The CfISA course is a unique approach to security awareness training, blending security best practices and customer-specific security policies with behavioral psychology, compelling storytelling, and rich interactive media.
The course is based on five fundamental principles:
- In order for security awareness to work, ideally most or all of the time, “thinking security” must become instinctive, and as second nature as being polite to customers.
- In order for employees to start behaving securely, their current behavior must be modified or security rules will never work.
- For behavior to become instinctive employees must change their attitude to and perception of both the challenge and the outcome.

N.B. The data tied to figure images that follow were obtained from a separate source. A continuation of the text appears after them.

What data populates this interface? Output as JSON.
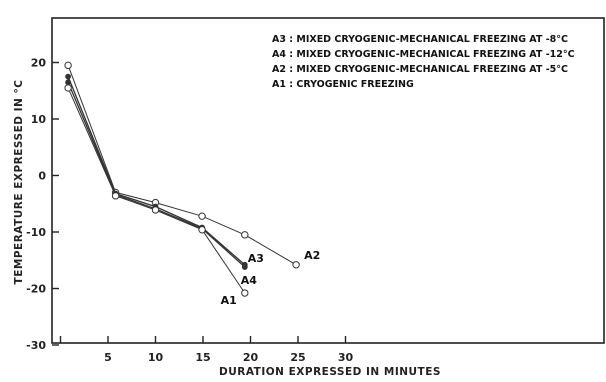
{
  "chart_data": {
    "type": "line",
    "xlabel": "DURATION EXPRESSED IN MINUTES",
    "ylabel": "TEMPERATURE  EXPRESSED IN °C",
    "xlim": [
      0,
      40
    ],
    "ylim": [
      -30,
      26
    ],
    "x_ticks": [
      0,
      5,
      10,
      15,
      20,
      25,
      30
    ],
    "y_ticks": [
      20,
      10,
      0,
      -10,
      -20,
      -30
    ],
    "grid": false,
    "legend_position": "top-right",
    "legend": [
      "A3 : MIXED CRYOGENIC-MECHANICAL FREEZING AT  -8°C",
      "A4 : MIXED CRYOGENIC-MECHANICAL FREEZING AT  -12°C",
      "A2 : MIXED CRYOGENIC-MECHANICAL FREEZING AT  -5°C",
      "A1 : CRYOGENIC FREEZING"
    ],
    "series": [
      {
        "name": "A2",
        "x": [
          0.8,
          5.8,
          10,
          14.9,
          19.4,
          24.8
        ],
        "y": [
          19.5,
          -3.0,
          -4.8,
          -7.2,
          -10.5,
          -15.8
        ]
      },
      {
        "name": "A3",
        "x": [
          0.8,
          5.8,
          10,
          14.9,
          19.4
        ],
        "y": [
          17.5,
          -3.2,
          -5.5,
          -9.2,
          -15.8
        ]
      },
      {
        "name": "A4",
        "x": [
          0.8,
          5.8,
          10,
          14.9,
          19.4
        ],
        "y": [
          16.5,
          -3.4,
          -5.9,
          -9.4,
          -16.2
        ]
      },
      {
        "name": "A1",
        "x": [
          0.8,
          5.8,
          10,
          14.9,
          19.4
        ],
        "y": [
          15.5,
          -3.6,
          -6.1,
          -9.6,
          -20.8
        ]
      }
    ]
  }
}
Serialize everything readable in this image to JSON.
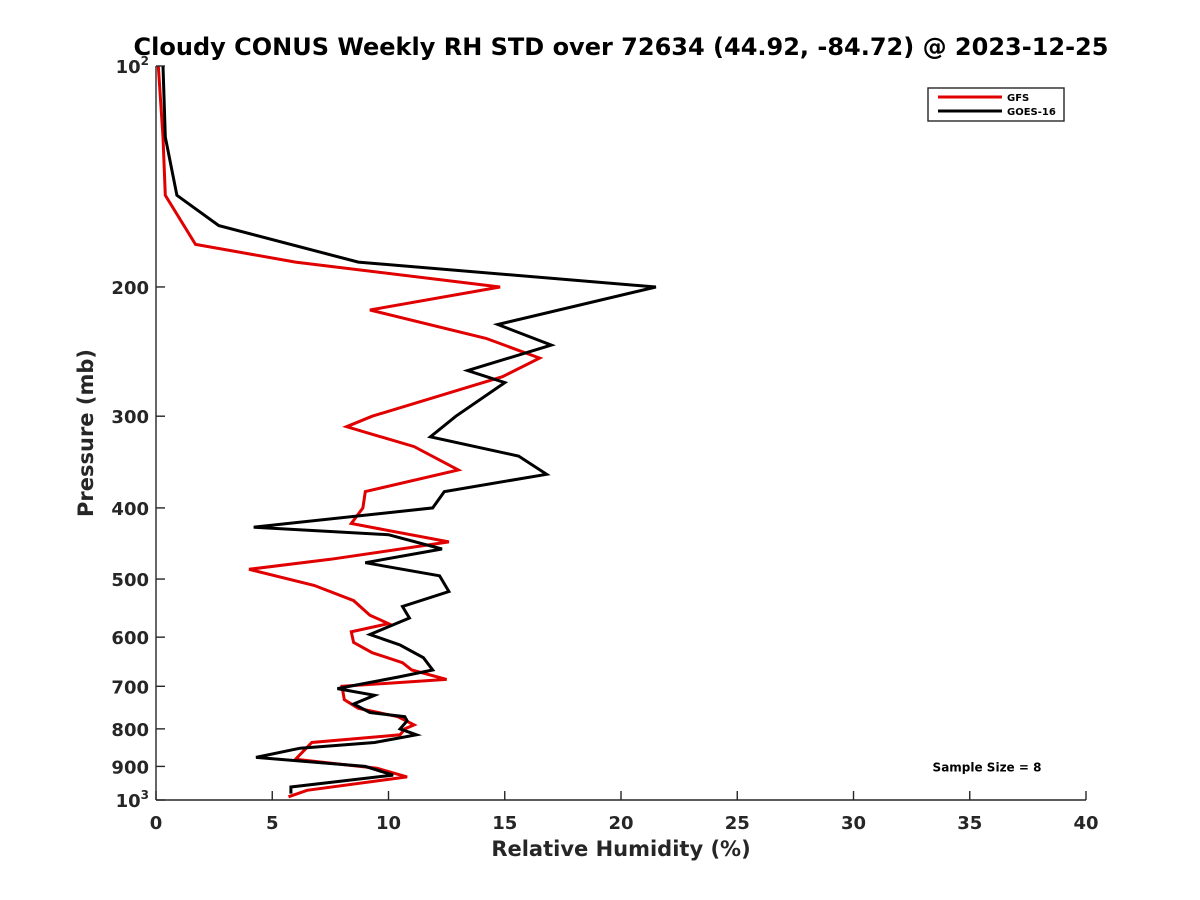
{
  "chart_data": {
    "type": "line",
    "title": "Cloudy CONUS Weekly RH STD over 72634 (44.92, -84.72) @ 2023-12-25",
    "xlabel": "Relative Humidity (%)",
    "ylabel": "Pressure (mb)",
    "xlim": [
      0,
      40
    ],
    "ylim": [
      100,
      1000
    ],
    "y_scale": "log",
    "y_reversed": true,
    "grid": false,
    "legend_position": "top-right",
    "x_ticks": [
      0,
      5,
      10,
      15,
      20,
      25,
      30,
      35,
      40
    ],
    "y_ticks": [
      {
        "value": 100,
        "base": "10",
        "exp": "2"
      },
      {
        "value": 200,
        "label": "200"
      },
      {
        "value": 300,
        "label": "300"
      },
      {
        "value": 400,
        "label": "400"
      },
      {
        "value": 500,
        "label": "500"
      },
      {
        "value": 600,
        "label": "600"
      },
      {
        "value": 700,
        "label": "700"
      },
      {
        "value": 800,
        "label": "800"
      },
      {
        "value": 900,
        "label": "900"
      },
      {
        "value": 1000,
        "base": "10",
        "exp": "3"
      }
    ],
    "series": [
      {
        "name": "GFS",
        "color": "#e00000",
        "points": [
          [
            0.1,
            100
          ],
          [
            0.3,
            125
          ],
          [
            0.4,
            150
          ],
          [
            1.7,
            175
          ],
          [
            6.0,
            185
          ],
          [
            14.8,
            200
          ],
          [
            9.2,
            215
          ],
          [
            14.2,
            235
          ],
          [
            16.5,
            250
          ],
          [
            14.9,
            265
          ],
          [
            9.3,
            300
          ],
          [
            8.2,
            310
          ],
          [
            11.1,
            330
          ],
          [
            13.0,
            355
          ],
          [
            9.0,
            380
          ],
          [
            8.9,
            400
          ],
          [
            8.4,
            420
          ],
          [
            12.6,
            445
          ],
          [
            7.5,
            470
          ],
          [
            4.0,
            485
          ],
          [
            6.8,
            510
          ],
          [
            8.5,
            535
          ],
          [
            9.2,
            560
          ],
          [
            10.0,
            575
          ],
          [
            8.4,
            590
          ],
          [
            8.5,
            610
          ],
          [
            9.3,
            630
          ],
          [
            10.6,
            650
          ],
          [
            11.0,
            665
          ],
          [
            12.5,
            685
          ],
          [
            8.0,
            700
          ],
          [
            8.1,
            730
          ],
          [
            8.7,
            750
          ],
          [
            10.4,
            770
          ],
          [
            11.1,
            790
          ],
          [
            10.7,
            800
          ],
          [
            10.5,
            815
          ],
          [
            6.7,
            835
          ],
          [
            6.0,
            880
          ],
          [
            9.5,
            905
          ],
          [
            10.8,
            930
          ],
          [
            6.5,
            970
          ],
          [
            5.7,
            990
          ]
        ]
      },
      {
        "name": "GOES-16",
        "color": "#000000",
        "points": [
          [
            0.3,
            100
          ],
          [
            0.4,
            125
          ],
          [
            0.9,
            150
          ],
          [
            2.7,
            165
          ],
          [
            8.7,
            185
          ],
          [
            21.5,
            200
          ],
          [
            14.7,
            225
          ],
          [
            17.0,
            240
          ],
          [
            13.4,
            260
          ],
          [
            15.0,
            270
          ],
          [
            12.9,
            300
          ],
          [
            11.8,
            320
          ],
          [
            15.6,
            340
          ],
          [
            16.8,
            360
          ],
          [
            12.4,
            380
          ],
          [
            11.9,
            400
          ],
          [
            4.2,
            425
          ],
          [
            10.0,
            435
          ],
          [
            12.3,
            455
          ],
          [
            9.0,
            475
          ],
          [
            12.2,
            495
          ],
          [
            12.6,
            520
          ],
          [
            10.6,
            545
          ],
          [
            10.9,
            565
          ],
          [
            9.2,
            595
          ],
          [
            10.5,
            615
          ],
          [
            11.5,
            640
          ],
          [
            11.9,
            665
          ],
          [
            10.4,
            680
          ],
          [
            7.8,
            705
          ],
          [
            9.4,
            720
          ],
          [
            8.5,
            740
          ],
          [
            9.2,
            760
          ],
          [
            10.7,
            770
          ],
          [
            10.8,
            780
          ],
          [
            10.5,
            800
          ],
          [
            11.2,
            815
          ],
          [
            9.4,
            835
          ],
          [
            6.2,
            850
          ],
          [
            4.3,
            875
          ],
          [
            9.0,
            900
          ],
          [
            10.2,
            925
          ],
          [
            5.8,
            960
          ],
          [
            5.8,
            980
          ]
        ]
      }
    ],
    "annotations": [
      {
        "text": "Sample Size = 8",
        "x": 33.4,
        "y": 900
      }
    ]
  }
}
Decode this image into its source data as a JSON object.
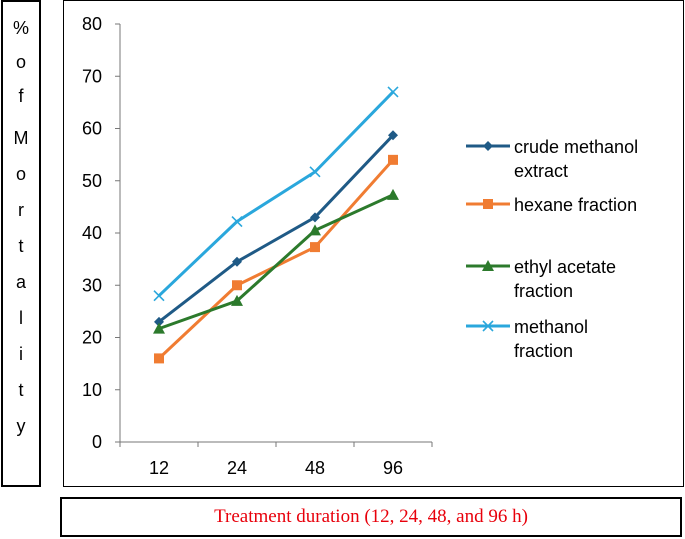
{
  "chart_data": {
    "type": "line",
    "title": "",
    "xlabel": "Treatment duration (12, 24, 48, and 96 h)",
    "ylabel": "% of Mortality",
    "ylabel_chars": [
      "%",
      "o",
      "f",
      "M",
      "o",
      "r",
      "t",
      "a",
      "l",
      "i",
      "t",
      "y"
    ],
    "categories": [
      "12",
      "24",
      "48",
      "96"
    ],
    "ylim": [
      0,
      80
    ],
    "yticks": [
      0,
      10,
      20,
      30,
      40,
      50,
      60,
      70,
      80
    ],
    "yticks_labels": [
      "0",
      "10",
      "20",
      "30",
      "40",
      "50",
      "60",
      "70",
      "80"
    ],
    "grid": false,
    "legend_position": "right",
    "series": [
      {
        "name": "crude methanol extract",
        "legend_lines": [
          "crude methanol",
          "extract"
        ],
        "values": [
          23,
          34.5,
          43,
          58.7
        ],
        "color": "#1f5a86",
        "marker": "diamond"
      },
      {
        "name": "hexane fraction",
        "legend_lines": [
          "hexane fraction"
        ],
        "values": [
          16,
          30,
          37.3,
          54
        ],
        "color": "#f07c32",
        "marker": "square"
      },
      {
        "name": "ethyl acetate fraction",
        "legend_lines": [
          "ethyl acetate",
          "fraction"
        ],
        "values": [
          21.7,
          27,
          40.5,
          47.3
        ],
        "color": "#2c7a2c",
        "marker": "triangle"
      },
      {
        "name": "methanol fraction",
        "legend_lines": [
          "methanol",
          "fraction"
        ],
        "values": [
          28,
          42.2,
          51.7,
          67
        ],
        "color": "#2aa7dc",
        "marker": "x"
      }
    ],
    "xlabel_color": "#e8000b"
  }
}
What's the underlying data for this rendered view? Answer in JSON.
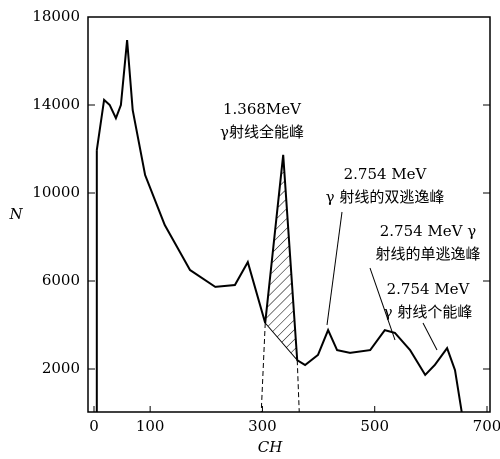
{
  "chart_data": {
    "type": "line",
    "x_label": "CH",
    "y_label": "N",
    "xlim": [
      0,
      700
    ],
    "ylim": [
      0,
      18000
    ],
    "xticks": [
      0,
      100,
      300,
      500,
      700
    ],
    "yticks": [
      2000,
      6000,
      10000,
      14000,
      18000
    ],
    "color": "#000000",
    "x": [
      5,
      18,
      28,
      39,
      48,
      59,
      69,
      91,
      126,
      171,
      216,
      251,
      274,
      305,
      337,
      362,
      376,
      399,
      417,
      433,
      456,
      492,
      518,
      536,
      563,
      590,
      607,
      629,
      643,
      655
    ],
    "values": [
      11950,
      14230,
      14000,
      13400,
      14000,
      16950,
      13770,
      10820,
      8550,
      6500,
      5730,
      5820,
      6860,
      4090,
      11730,
      2400,
      2180,
      2640,
      3770,
      2860,
      2730,
      2860,
      3770,
      3640,
      2860,
      1730,
      2180,
      2950,
      1950,
      50
    ],
    "annotations": [
      "1.368MeV",
      "γ射线全能峰",
      "2.754 MeV",
      "γ 射线的双逃逸峰",
      "2.754 MeV γ",
      "射线的单逃逸峰",
      "2.754 MeV",
      "γ 射线个能峰"
    ]
  }
}
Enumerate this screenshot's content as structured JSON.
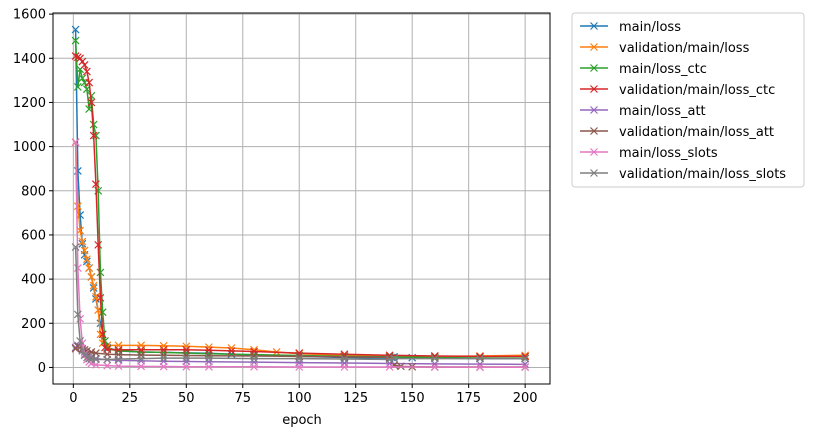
{
  "chart_data": {
    "type": "line",
    "xlabel": "epoch",
    "ylabel": "",
    "title": "",
    "xlim": [
      -9,
      211
    ],
    "ylim": [
      -75,
      1605
    ],
    "xticks": [
      0,
      25,
      50,
      75,
      100,
      125,
      150,
      175,
      200
    ],
    "yticks": [
      0,
      200,
      400,
      600,
      800,
      1000,
      1200,
      1400,
      1600
    ],
    "grid": true,
    "marker": "x",
    "legend_position": "outside-top-right",
    "series": [
      {
        "name": "main/loss",
        "color": "#1f77b4",
        "x": [
          1,
          2,
          3,
          4,
          5,
          6,
          7,
          8,
          9,
          10,
          12,
          15,
          20,
          30,
          40,
          50,
          60,
          70,
          80,
          100,
          120,
          140,
          141,
          142,
          150,
          160,
          180,
          200
        ],
        "y": [
          1530,
          890,
          690,
          560,
          510,
          480,
          450,
          410,
          360,
          310,
          200,
          90,
          75,
          70,
          68,
          66,
          64,
          60,
          55,
          50,
          45,
          42,
          45,
          48,
          44,
          42,
          40,
          40
        ]
      },
      {
        "name": "validation/main/loss",
        "color": "#ff7f0e",
        "x": [
          1,
          2,
          3,
          4,
          5,
          6,
          7,
          8,
          9,
          10,
          11,
          12,
          13,
          15,
          20,
          30,
          40,
          50,
          60,
          70,
          80,
          90,
          100,
          120,
          140,
          160,
          180,
          200
        ],
        "y": [
          1020,
          730,
          620,
          570,
          530,
          490,
          450,
          410,
          370,
          320,
          260,
          150,
          110,
          100,
          100,
          100,
          98,
          96,
          92,
          88,
          80,
          70,
          62,
          55,
          50,
          50,
          52,
          55
        ]
      },
      {
        "name": "main/loss_ctc",
        "color": "#2ca02c",
        "x": [
          1,
          2,
          3,
          4,
          5,
          6,
          7,
          8,
          9,
          10,
          11,
          12,
          13,
          14,
          15,
          20,
          30,
          40,
          50,
          60,
          80,
          100,
          120,
          140,
          160,
          180,
          200
        ],
        "y": [
          1480,
          1270,
          1350,
          1310,
          1290,
          1260,
          1170,
          1230,
          1100,
          1050,
          800,
          430,
          250,
          120,
          85,
          75,
          70,
          68,
          65,
          62,
          58,
          54,
          50,
          48,
          45,
          43,
          42
        ]
      },
      {
        "name": "validation/main/loss_ctc",
        "color": "#d62728",
        "x": [
          1,
          2,
          3,
          4,
          5,
          6,
          7,
          8,
          9,
          10,
          11,
          12,
          13,
          14,
          15,
          20,
          30,
          40,
          50,
          60,
          70,
          80,
          100,
          120,
          140,
          160,
          180,
          200
        ],
        "y": [
          1410,
          1405,
          1400,
          1385,
          1370,
          1340,
          1290,
          1200,
          1050,
          830,
          555,
          315,
          150,
          90,
          82,
          80,
          80,
          80,
          80,
          78,
          75,
          72,
          65,
          60,
          55,
          52,
          50,
          50
        ]
      },
      {
        "name": "main/loss_att",
        "color": "#9467bd",
        "x": [
          1,
          2,
          3,
          4,
          5,
          6,
          7,
          8,
          10,
          15,
          20,
          30,
          40,
          50,
          60,
          80,
          100,
          120,
          140,
          160,
          180,
          200
        ],
        "y": [
          90,
          100,
          95,
          80,
          70,
          60,
          50,
          45,
          40,
          35,
          32,
          30,
          28,
          27,
          26,
          24,
          22,
          20,
          18,
          16,
          15,
          14
        ]
      },
      {
        "name": "validation/main/loss_att",
        "color": "#8c564b",
        "x": [
          1,
          2,
          3,
          4,
          5,
          6,
          8,
          10,
          15,
          20,
          30,
          40,
          50,
          60,
          80,
          100,
          120,
          140,
          142,
          145,
          150,
          160,
          180,
          200
        ],
        "y": [
          85,
          95,
          90,
          85,
          80,
          75,
          70,
          65,
          60,
          58,
          56,
          55,
          54,
          53,
          52,
          50,
          48,
          46,
          10,
          5,
          3,
          2,
          2,
          2
        ]
      },
      {
        "name": "main/loss_slots",
        "color": "#e377c2",
        "x": [
          1,
          2,
          3,
          4,
          5,
          6,
          7,
          8,
          10,
          15,
          20,
          30,
          40,
          50,
          60,
          80,
          100,
          120,
          140,
          160,
          180,
          200
        ],
        "y": [
          1020,
          450,
          220,
          110,
          60,
          35,
          25,
          18,
          12,
          8,
          6,
          5,
          4,
          3,
          3,
          3,
          2,
          2,
          2,
          2,
          1,
          1
        ]
      },
      {
        "name": "validation/main/loss_slots",
        "color": "#7f7f7f",
        "x": [
          1,
          2,
          3,
          4,
          5,
          6,
          7,
          8,
          10,
          15,
          20,
          30,
          40,
          50,
          60,
          80,
          100,
          120,
          140,
          142,
          160,
          180,
          200
        ],
        "y": [
          545,
          240,
          120,
          75,
          55,
          45,
          40,
          38,
          36,
          36,
          38,
          40,
          42,
          42,
          42,
          40,
          40,
          38,
          36,
          40,
          40,
          40,
          40
        ]
      }
    ]
  }
}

- In order to modify security behavior, employees must feel a relevant, personal, and direct connection to the outcome.
- Training must be packaged properly to achieve that outcome.
In order to meet the challenge of behavioral change employers must first understand the nature of behavior, why employees do the things they do, and don’t do the things they know they should.
We believe that employee security awareness continues to fail for the following reasons:
- Most organizations still don’t have a culture of security, or "security saturation," thus leaving awareness training to survive in isolation.
- Training is rarely frequent enough to have any effect on behavioral change.
- Trainers usually focus on enforcing rules, not changing behavior.
- Most security trainers are poor and unconvincing communicators.
How we apply these principles:The first part of the course focuses on the behavior challenges; helping employees make a personal connection with cybercrime and workplace security; understanding who commits these crimes and what their motives are; understanding why exploiting predictable employee behavior is critical to committing these crimes; and why modifying personal behavior can be so powerful in preventing these crimes.
The second part of the course then focuses on the rules, and how they contribute to behavioral change and better workplace security. It addresses all the key security vulnerabilities, including web and e-mail use, passwords, data classification and protection, social engineering, preventing computer viruses and spam, security outside the office, personal workspace security, acceptable use of electronic resources and more.